When you get married, the first thing you may do is to open up a joint bank account, close your own bank account—or close your spouse’s account—and mix all of your money together. This is known as commingling in legal terms.
While this certainly can be done—you’re free to do as you please with your money—it’s not always a good idea. It can make it impossible for you to claim any assets as personal assets in the event of a divorce. They’ll need to be split up.
If you and your spouse come into the marriage with equal assets, you may not be too worried about this. However, what if you have significantly more than your spouse?
For example, what if you both have jobs and you have roughly $2,000 each in your savings accounts. At this point, mixing it and having $4,000 may not be a big deal.
However, what if you also have a savings account with $50,000 that you got from a grandparent who passed away? If you and your spouse split up, you probably don’t want to give your spouse $25,000 of your inheritance and split the bank account down the middle.

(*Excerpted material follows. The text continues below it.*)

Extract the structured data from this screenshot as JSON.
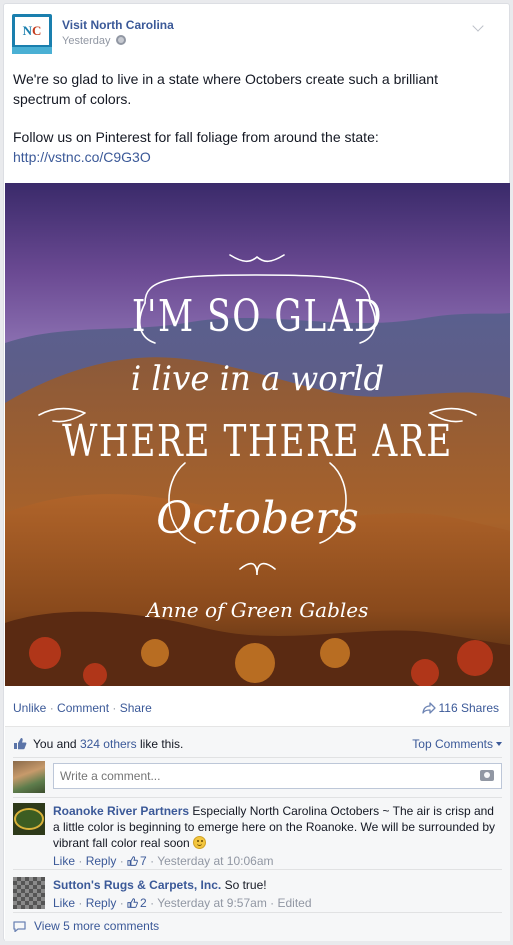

There are many factors that determine how money has to be split up when you divorce, so there’s no guarantee you’ll be able to keep all of the property that you want, but it’s much easier to show that you alone should have a claim to money from before the marriage if it was in its own account, in your name, and it was never mixed with your spouse’s money.
No matter where you are in your marriage, make sure you always consider the legal side of it and the possibility of divorce in Florida.